Moreover, even failure can be a matter of perspective. In one of the recent cases cited by Broc, the company, Hemispherx Biopharma, Inc., reported that “44.1% of the votes cast were in favor of executive compensation, while 37.0% of the votes cast were against and 18.9% of the votes cast abstained”. (This wording is more than a bit odd because an abstention is by definition a vote not cast. Based on the company’s proxy card, I think it would be more accurate to say that 18.9% of the proxies returned were marked with instructions that the proxy holder abstain from voting. See “A Proxy Is Not A Vote And Why It Matters“.)
Wait! If more votes were cast for than against, how can this be a failure?
Hemispherx is a Delaware corporation and it appears to require for shareholder action the affirmative vote of a majority of the shares present and entitled to vote. This means that absentions have the effect of a no vote. The shareholders failed to approve the say-on-pay resolution because the number of abstentions plus the number of votes cast against exceeded the number of votes cast for the proposal.

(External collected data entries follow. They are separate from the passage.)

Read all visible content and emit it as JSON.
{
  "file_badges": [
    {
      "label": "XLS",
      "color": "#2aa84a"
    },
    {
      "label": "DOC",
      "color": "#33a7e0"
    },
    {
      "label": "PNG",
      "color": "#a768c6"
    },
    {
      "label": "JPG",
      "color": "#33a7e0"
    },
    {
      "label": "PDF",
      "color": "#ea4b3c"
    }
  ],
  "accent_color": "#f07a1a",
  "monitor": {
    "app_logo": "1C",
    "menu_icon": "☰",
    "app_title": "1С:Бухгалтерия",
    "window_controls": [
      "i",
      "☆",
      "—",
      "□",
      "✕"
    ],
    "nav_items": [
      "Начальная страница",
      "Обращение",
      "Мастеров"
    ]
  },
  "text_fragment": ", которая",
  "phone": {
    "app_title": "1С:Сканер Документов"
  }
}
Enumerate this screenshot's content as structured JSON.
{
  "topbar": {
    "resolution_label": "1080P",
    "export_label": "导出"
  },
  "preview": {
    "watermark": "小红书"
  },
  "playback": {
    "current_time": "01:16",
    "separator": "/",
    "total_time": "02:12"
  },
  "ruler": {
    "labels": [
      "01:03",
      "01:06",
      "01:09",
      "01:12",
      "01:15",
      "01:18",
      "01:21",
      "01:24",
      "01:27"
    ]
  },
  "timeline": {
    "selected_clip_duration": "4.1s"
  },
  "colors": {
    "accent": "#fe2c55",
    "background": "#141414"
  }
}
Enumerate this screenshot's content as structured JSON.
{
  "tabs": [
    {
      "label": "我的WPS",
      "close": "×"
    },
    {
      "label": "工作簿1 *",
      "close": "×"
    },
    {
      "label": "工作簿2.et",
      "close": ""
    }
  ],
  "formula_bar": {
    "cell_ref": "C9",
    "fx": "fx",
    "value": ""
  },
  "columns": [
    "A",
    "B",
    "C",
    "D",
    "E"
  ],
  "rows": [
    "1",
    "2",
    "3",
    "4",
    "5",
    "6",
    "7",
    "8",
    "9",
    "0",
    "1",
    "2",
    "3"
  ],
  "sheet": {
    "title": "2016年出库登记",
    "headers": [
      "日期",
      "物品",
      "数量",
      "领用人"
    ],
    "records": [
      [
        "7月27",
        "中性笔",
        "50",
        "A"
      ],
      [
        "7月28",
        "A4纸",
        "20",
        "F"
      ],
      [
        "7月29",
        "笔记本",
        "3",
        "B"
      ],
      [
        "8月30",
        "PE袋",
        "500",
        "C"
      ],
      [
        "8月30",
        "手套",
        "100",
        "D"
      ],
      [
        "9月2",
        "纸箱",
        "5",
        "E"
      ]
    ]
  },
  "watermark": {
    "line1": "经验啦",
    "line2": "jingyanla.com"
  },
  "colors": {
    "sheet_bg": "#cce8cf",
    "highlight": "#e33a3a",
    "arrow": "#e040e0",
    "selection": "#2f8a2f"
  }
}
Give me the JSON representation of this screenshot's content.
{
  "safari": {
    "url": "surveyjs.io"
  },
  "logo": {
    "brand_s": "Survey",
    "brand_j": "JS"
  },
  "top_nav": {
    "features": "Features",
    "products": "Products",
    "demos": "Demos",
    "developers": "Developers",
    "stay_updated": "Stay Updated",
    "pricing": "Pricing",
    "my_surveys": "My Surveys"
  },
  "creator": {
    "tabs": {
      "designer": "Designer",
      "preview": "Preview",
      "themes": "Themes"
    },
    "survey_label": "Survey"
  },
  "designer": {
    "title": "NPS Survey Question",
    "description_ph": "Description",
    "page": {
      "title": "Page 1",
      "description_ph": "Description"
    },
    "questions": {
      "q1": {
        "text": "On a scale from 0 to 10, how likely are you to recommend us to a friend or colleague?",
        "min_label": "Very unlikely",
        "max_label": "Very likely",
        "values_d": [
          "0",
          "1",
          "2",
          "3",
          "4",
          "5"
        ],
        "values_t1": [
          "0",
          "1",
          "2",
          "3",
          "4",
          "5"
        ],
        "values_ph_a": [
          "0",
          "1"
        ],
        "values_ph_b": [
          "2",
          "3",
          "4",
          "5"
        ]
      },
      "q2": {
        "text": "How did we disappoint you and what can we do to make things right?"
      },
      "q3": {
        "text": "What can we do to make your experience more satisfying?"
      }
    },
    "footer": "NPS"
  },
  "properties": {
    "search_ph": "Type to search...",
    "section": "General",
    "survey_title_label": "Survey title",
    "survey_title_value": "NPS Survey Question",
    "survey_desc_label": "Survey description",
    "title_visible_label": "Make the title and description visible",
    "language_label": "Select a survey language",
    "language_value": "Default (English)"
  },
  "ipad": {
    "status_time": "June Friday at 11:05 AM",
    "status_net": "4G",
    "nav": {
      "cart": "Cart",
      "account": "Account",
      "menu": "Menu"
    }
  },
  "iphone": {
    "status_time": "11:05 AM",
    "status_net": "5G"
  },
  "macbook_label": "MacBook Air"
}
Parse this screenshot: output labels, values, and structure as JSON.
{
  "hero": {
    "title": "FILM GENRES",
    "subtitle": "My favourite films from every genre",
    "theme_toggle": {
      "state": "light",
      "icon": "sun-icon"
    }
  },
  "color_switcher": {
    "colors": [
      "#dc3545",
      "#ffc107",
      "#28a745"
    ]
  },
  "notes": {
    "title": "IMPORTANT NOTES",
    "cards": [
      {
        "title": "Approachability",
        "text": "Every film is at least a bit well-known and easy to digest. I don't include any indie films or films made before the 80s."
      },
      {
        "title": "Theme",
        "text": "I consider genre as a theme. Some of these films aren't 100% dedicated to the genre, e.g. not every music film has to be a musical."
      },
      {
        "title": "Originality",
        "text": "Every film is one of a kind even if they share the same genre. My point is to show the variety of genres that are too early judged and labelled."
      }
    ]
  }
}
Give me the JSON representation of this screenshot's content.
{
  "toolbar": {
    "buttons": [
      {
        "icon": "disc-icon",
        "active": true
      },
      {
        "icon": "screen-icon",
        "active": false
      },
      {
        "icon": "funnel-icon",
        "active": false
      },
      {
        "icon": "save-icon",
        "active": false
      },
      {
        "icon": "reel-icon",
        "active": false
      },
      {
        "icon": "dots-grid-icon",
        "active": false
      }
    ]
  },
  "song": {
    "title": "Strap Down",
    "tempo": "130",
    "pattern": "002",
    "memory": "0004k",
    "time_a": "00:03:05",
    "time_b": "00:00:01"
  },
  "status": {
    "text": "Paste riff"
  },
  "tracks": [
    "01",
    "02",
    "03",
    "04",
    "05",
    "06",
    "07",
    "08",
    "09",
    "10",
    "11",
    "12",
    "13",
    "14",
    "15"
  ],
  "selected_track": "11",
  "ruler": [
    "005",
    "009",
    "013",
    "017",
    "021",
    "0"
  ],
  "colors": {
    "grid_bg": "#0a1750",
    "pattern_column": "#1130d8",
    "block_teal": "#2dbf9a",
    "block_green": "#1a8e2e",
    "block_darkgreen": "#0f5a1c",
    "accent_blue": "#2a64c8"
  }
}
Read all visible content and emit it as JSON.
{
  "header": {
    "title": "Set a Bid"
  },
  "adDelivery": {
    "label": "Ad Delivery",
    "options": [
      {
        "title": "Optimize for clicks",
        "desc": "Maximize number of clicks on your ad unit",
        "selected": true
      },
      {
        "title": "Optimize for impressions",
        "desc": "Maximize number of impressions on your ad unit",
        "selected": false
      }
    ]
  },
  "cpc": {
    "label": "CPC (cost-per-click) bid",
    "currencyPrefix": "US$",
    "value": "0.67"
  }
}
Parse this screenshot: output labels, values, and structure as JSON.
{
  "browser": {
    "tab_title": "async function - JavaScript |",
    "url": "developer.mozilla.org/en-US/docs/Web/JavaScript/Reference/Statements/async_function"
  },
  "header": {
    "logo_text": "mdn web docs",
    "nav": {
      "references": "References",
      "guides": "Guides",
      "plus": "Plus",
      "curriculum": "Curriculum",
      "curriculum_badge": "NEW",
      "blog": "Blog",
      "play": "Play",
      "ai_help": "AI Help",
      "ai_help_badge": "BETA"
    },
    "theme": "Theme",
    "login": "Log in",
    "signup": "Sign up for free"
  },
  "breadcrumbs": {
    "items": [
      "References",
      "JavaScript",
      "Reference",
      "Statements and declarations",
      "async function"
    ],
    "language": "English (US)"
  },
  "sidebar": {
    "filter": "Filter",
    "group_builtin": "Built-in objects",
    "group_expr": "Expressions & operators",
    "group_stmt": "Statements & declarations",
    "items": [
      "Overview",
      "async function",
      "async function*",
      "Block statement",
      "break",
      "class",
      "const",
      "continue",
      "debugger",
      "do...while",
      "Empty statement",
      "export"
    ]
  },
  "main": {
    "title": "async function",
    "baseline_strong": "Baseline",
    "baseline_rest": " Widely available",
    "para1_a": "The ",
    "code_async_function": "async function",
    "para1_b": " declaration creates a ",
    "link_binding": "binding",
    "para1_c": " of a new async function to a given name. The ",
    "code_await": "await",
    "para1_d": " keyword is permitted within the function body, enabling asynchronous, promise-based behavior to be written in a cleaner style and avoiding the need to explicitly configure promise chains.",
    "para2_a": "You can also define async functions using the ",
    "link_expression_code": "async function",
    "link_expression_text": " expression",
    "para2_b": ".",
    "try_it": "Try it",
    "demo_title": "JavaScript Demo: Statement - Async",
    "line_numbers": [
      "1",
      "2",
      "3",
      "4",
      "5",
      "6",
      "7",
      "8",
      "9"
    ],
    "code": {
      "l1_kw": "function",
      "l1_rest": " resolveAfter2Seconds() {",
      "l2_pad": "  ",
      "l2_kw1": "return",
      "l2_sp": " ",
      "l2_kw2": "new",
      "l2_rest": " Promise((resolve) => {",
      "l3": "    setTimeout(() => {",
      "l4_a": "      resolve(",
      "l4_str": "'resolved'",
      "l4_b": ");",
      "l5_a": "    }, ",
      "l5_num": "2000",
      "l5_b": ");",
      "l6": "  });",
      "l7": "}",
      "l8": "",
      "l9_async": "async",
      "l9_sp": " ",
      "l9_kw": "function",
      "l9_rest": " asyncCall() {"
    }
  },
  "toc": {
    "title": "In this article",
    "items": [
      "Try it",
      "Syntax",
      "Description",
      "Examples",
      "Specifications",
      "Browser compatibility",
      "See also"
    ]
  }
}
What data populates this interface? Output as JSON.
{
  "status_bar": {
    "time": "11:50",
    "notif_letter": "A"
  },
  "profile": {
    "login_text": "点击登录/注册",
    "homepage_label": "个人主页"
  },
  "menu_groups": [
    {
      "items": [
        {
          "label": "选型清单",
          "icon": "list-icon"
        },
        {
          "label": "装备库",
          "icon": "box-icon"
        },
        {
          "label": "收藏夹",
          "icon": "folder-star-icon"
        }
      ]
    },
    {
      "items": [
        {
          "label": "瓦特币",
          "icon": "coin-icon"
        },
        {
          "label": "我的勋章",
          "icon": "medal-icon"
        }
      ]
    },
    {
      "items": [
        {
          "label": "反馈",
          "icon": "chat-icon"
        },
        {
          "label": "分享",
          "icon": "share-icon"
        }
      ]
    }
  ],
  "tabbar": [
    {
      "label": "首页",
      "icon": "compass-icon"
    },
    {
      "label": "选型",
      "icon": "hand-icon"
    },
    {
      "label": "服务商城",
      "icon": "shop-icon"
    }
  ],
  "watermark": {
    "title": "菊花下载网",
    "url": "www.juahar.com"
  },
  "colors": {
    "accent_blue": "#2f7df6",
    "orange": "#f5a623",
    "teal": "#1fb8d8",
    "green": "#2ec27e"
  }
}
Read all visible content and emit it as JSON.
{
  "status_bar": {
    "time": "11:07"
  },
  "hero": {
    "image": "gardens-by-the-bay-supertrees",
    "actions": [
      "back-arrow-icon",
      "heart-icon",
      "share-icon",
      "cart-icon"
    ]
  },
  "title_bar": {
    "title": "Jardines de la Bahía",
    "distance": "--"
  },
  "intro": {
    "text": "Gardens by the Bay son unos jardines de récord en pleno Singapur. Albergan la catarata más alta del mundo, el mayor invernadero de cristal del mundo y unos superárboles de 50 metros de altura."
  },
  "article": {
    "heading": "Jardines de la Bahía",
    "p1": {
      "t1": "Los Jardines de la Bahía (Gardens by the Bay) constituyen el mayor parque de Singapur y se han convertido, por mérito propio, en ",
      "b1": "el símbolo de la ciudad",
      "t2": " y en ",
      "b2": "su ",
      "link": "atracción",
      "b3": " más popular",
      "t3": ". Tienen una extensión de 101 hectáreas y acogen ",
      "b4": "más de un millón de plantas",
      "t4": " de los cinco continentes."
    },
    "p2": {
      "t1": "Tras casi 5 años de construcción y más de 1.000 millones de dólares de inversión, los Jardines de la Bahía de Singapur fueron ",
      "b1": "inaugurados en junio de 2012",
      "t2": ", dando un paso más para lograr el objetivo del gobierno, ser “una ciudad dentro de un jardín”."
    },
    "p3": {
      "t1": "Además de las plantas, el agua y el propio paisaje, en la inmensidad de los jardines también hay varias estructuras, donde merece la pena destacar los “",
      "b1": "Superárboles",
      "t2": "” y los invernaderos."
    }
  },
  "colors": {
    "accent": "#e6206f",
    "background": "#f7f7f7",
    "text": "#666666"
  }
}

But is it really a failure?
The Dodd-Frank Act only requires a nonbinding advisory vote on executive compensation. If the purpose of the vote is to assess shareholder views, the most logical conclusion is that of the shareholders who actually expressed a preference, more shareholders approved than opposed of the company’s compensation practices. Thus, abstentions should be interpreted as neutrality, not opposition. By the way, this would have been the result if Hemispherx had adopted a majority of the votes cast rule for shareholder action.
The will of the indifferent majority should be respected.
It turns out that Hemispherx has an especially apathetic shareholder base. According to the company’s Form 8-K, only 20.7% of its outstanding shares voted on the say-on-pay proposal. This means that a supermajority of the company’s shareholders did not choose to object to its pay practices. When you are trying to assess shareholder intent, the will of the indifferent should not be ignored.